People who have not lost income, one of the biggest ways you can support your fellow tenants who have lost income is to pay your rent so that landlords can be flexible with those who need it. We also need the banks to be aware of their role in this — to do workouts and not take on late fees and report neutrally to credit bureaus and so on. There's no one thing to point to here. It's a really interconnected thing.

How do you respond to criticism that the city isn't doing enough to keep people in their homes?

I will be the first person to say that when it comes to housing, our needs always exceed our resources. And I will go back to the fact that as a country, we have chosen not to prioritize affordable housing as an entitlement. Until we change that, cities across the country will never be able to meet the full force of the need.

This is a moment when a lot of people are discussing racism, which has been a key issue for you in terms of housing. What are you doing, and what do you hope to do in the future, to make housing more equitable?

COVID is magnifying the extreme inequities that we have by race and geography in this city — when it comes to disease, mortality, income, housing values.
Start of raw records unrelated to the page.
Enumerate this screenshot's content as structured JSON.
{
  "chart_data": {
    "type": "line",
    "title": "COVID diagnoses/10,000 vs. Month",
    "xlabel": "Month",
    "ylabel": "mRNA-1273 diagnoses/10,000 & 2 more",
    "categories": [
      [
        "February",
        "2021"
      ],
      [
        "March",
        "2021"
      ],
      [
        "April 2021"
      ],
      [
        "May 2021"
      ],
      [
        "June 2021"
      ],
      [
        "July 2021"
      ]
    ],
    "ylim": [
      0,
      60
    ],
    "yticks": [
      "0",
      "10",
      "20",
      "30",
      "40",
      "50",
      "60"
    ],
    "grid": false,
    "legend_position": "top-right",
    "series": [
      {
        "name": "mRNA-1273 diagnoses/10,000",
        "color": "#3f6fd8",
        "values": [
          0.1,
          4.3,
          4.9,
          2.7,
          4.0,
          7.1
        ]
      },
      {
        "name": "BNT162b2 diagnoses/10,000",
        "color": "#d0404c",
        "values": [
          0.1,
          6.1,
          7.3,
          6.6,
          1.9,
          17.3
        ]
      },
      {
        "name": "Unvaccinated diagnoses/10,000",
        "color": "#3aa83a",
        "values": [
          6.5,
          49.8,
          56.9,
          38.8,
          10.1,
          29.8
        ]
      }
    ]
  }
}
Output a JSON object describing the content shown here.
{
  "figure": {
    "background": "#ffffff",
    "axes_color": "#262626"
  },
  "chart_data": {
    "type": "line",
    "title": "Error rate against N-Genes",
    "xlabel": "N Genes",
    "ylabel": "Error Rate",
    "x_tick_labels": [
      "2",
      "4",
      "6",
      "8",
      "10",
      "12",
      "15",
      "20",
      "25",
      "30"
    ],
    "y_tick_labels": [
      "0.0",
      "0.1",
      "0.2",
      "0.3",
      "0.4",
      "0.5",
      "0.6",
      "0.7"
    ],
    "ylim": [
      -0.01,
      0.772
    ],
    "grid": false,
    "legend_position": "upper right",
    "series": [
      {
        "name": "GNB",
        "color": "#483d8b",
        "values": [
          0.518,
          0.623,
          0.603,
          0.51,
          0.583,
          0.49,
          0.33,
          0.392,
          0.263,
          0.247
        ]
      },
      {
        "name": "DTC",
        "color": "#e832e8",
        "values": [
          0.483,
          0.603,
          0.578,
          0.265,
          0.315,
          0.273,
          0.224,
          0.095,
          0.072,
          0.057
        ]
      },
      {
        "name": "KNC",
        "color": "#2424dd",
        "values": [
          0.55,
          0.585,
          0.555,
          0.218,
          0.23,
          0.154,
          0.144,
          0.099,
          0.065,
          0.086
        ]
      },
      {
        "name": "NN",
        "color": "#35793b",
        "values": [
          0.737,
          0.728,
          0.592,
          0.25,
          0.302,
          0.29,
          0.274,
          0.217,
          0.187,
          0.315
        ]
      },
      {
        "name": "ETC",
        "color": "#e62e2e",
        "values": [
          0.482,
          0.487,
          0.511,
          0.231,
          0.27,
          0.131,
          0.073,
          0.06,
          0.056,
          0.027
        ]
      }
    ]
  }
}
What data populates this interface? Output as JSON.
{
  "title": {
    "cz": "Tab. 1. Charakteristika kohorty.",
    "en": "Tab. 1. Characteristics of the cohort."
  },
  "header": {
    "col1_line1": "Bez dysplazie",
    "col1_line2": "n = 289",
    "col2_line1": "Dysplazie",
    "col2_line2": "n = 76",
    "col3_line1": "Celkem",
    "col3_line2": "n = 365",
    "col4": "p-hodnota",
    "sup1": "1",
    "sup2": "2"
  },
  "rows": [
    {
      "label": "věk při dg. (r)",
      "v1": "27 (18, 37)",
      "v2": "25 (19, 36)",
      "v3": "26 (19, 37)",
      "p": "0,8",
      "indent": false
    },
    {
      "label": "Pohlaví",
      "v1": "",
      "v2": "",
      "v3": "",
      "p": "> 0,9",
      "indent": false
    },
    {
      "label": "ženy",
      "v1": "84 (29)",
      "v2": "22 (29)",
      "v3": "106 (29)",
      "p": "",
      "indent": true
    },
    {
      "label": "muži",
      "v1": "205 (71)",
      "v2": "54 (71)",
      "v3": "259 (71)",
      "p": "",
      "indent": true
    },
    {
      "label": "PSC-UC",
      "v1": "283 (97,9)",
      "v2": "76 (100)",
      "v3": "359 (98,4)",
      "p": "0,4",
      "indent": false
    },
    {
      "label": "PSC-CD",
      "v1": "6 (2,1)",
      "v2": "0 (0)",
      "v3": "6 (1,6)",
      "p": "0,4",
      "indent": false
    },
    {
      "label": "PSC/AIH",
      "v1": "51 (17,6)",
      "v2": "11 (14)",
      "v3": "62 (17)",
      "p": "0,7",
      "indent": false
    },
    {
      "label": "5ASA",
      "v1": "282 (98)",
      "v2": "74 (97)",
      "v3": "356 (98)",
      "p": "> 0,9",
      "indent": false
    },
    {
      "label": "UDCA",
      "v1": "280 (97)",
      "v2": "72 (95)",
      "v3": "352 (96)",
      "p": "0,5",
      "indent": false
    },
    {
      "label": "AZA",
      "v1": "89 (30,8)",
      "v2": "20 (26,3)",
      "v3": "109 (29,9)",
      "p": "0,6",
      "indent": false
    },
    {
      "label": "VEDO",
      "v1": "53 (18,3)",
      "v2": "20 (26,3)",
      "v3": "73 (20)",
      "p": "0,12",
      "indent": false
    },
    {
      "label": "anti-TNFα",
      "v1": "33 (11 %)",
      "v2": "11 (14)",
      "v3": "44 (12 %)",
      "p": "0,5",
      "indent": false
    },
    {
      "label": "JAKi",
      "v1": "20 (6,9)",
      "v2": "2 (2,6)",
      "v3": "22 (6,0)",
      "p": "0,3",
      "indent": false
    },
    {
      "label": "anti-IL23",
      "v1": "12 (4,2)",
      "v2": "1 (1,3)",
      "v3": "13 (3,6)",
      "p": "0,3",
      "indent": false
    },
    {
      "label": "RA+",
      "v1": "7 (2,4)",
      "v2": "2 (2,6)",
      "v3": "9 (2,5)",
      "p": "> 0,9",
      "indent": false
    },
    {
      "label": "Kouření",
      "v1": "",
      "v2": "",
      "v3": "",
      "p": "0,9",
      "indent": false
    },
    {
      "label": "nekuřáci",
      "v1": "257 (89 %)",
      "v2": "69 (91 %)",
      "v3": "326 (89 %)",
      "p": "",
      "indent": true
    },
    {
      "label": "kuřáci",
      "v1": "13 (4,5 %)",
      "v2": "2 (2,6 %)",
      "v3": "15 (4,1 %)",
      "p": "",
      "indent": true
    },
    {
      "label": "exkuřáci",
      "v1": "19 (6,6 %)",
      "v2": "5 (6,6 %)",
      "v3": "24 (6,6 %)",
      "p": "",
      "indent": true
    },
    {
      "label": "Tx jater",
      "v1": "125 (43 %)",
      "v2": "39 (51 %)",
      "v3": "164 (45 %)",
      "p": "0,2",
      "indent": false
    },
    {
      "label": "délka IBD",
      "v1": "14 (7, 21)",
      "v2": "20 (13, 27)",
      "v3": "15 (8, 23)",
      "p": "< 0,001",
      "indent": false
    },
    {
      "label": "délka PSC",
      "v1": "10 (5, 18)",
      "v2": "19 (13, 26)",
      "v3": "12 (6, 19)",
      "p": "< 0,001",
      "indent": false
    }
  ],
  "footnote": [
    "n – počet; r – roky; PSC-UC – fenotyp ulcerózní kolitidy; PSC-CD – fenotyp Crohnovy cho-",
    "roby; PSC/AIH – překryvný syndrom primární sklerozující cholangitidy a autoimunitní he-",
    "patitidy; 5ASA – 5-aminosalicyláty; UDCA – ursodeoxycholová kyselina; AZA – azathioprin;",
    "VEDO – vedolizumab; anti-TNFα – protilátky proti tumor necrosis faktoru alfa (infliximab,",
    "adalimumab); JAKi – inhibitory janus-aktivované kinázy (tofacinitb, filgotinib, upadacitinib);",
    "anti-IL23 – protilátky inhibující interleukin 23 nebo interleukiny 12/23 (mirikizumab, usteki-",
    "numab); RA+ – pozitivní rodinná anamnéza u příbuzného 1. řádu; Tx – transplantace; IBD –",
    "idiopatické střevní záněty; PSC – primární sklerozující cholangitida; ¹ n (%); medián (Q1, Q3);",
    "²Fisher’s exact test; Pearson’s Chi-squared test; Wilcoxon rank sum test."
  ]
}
And that goes back to our history and present day as one of the most racially and economically segregated cities in this country. So I think there are some clear paths forward and North Stars for this administration. For instance, the fact that we are committed to using our inclusionary housing tools to reduce segregation, not maintain it.

We didn't become a city with profound racial and economic segregation by accident. [In Chicago], where people of color live has always been engineered, from redlining to racial covenants to contract-buying to predatory lending. We can't pretend that ending segregation is going to happen organically. We need to plan for it. And we are: The mayor has created the first Office of Equity and Racial Justice, and we are working closely with the city's first chief equity officer, Candice Moore, to examine the impacts of our work by race and shift our policies accordingly.

We're in the early stages of this. How do we look at our budget and our policies through a racial equity lens? And how do we adjust accordingly? That is, and should be, a never-ending process.